Man’s earliest inkling that birds are a type of theropod dinosaur (two-legged, carnivorous dinosaurs including Tyrannosaurus rex) came in the mid-19ᵗʰ century with the discovery of Archaeopteryx – a fossil bird with a long tail resembling those from theropods known at that time.

The evolutionary history of theropods is well studied, and Dr Michael Pittman from the Department of Earth Sciences has added to our understanding of these animals with his recent research on their tails. His study is the first to quantitatively evaluate the biomechanical consequences of the tail’s morphological transformation.

“The research question is a big one about a classic evolutionary change,” says Dr Pittman. “This change is as striking as when fish first left the water to become amphibians. Earlier theropod dinosaurs lived on the ground but one later theropod subgroup, the birds, took to the skies – it was a huge evolutionary transition.”

His research has yielded significant results – revealing how the tail of the theropod dinosaurs evolved from a basic counter-balance enabling them to stand, into the short tails of modern birds used as an aerodynamic surface to produce highly proficient and manoeuvrable flight. The aerodynamic surface is a fan of rectrices (tail feathers) controlled by tail muscles. Living birds with fanning capabilities have short, wider than tall, tail vertebra indicating that their intervening joints are difficult to bend. From this characterisation the research revealed that tail fanning appeared – 30 million years earlier than previously thought – at the ornithuromorphan rather than ornithuran node.

“This work is an important new step towards broader reconstructions of tail evolution in birds that incorporate all of the forces acting on the tail, including aerodynamic ones,” says Dr Pittman. “The research suggests that as birds evolved they became more proficient and manoeuvrable flyers. Other authors have reached similar conclusions but our new, quantitative approach strengthens this hypothesis.”

The research was partly inspired by JH Long’s work on dolphin spines, which included measurements of the force required to bend vertebral joints through a given angle, a property called joint stiffness. “He related joint stiffness to the vertebral geometries associated with each joint,” says Dr Pittman. “He found that certain dimensions of the vertebra were correlated with joint stiffness in the vertical plane, as you moved along the tail.

Tail reconstruction

“This model provided an exciting opportunity to reconstruct tail joint stiffness in dinosaurs since their fossils do not readily preserve soft tissue. Our research is the first that uses a large theropod dataset, and includes horizontal joint stiffness, as dinosaur tails moved mainly horizontally rather than vertically, as in dolphins. The science behind the model relates to lever and beam mechanics, which is Newtonian physics, so this should be applicable to all vertebrates, including dinosaurs.”

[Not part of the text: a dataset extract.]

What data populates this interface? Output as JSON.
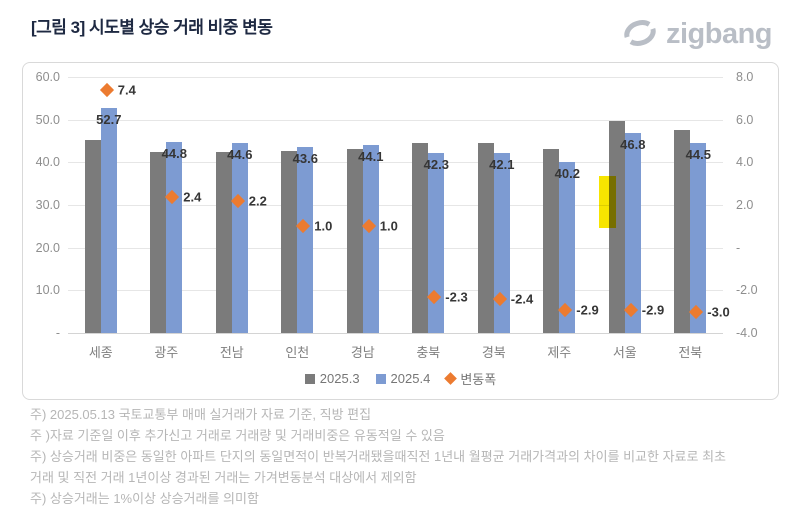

Dr Pittman was interested in how tail joint stiffness evolved between earlier theropods and birds – “I took the vertebral geometry data for all of the tails I studied and used these data to reconstruct the same vertebral geometries at the common ancestors of the theropod tree; these hypothetical tail morphologies were used to infer joint stiffness at these nodes. With these reconstructions I studied changes in tail joint stiffness along the line of descent from early theropods to birds and evaluated their biomechanical consequences.’’

He found that the tail of the theropod common ancestor is much taller than wide, which indicates that it is stiffer vertically than horizontally. So before birds evolved, theropods were well adapted to holding their tail up and using it as a static counter-balance.

“As non-avian theropods evolved, joint stiffness decreased in both the vertical and horizontal planes,” he says, “allowing the tail to become more effective at using movements to maintain balance, as a tightrope walker uses the movements of a pole to keep balanced.

“But then with birds, the joint stiffness pattern reverses. We hypothesised that joint stiffness would keep decreasing as the tail shortened, but what we actually found in birds was the opposite. We think that this discrepancy relates to the tail’s aerodynamic function.”

With a stiff tail birds could produce larger forces with their muscles, which in turn allowed them to use larger lift forces during flight with their shorter, more feathered tails.

Hand-in-hand with that, the most recent bird tails became more mobile with the loss of bony vertebral articulations. “This change and the tail’s ability to use larger lift forces allowed birds to produce a wider range of aerodynamic forces,” says Dr Pittman, “and this led to the amazing flight skills seen in birds like swallows.”■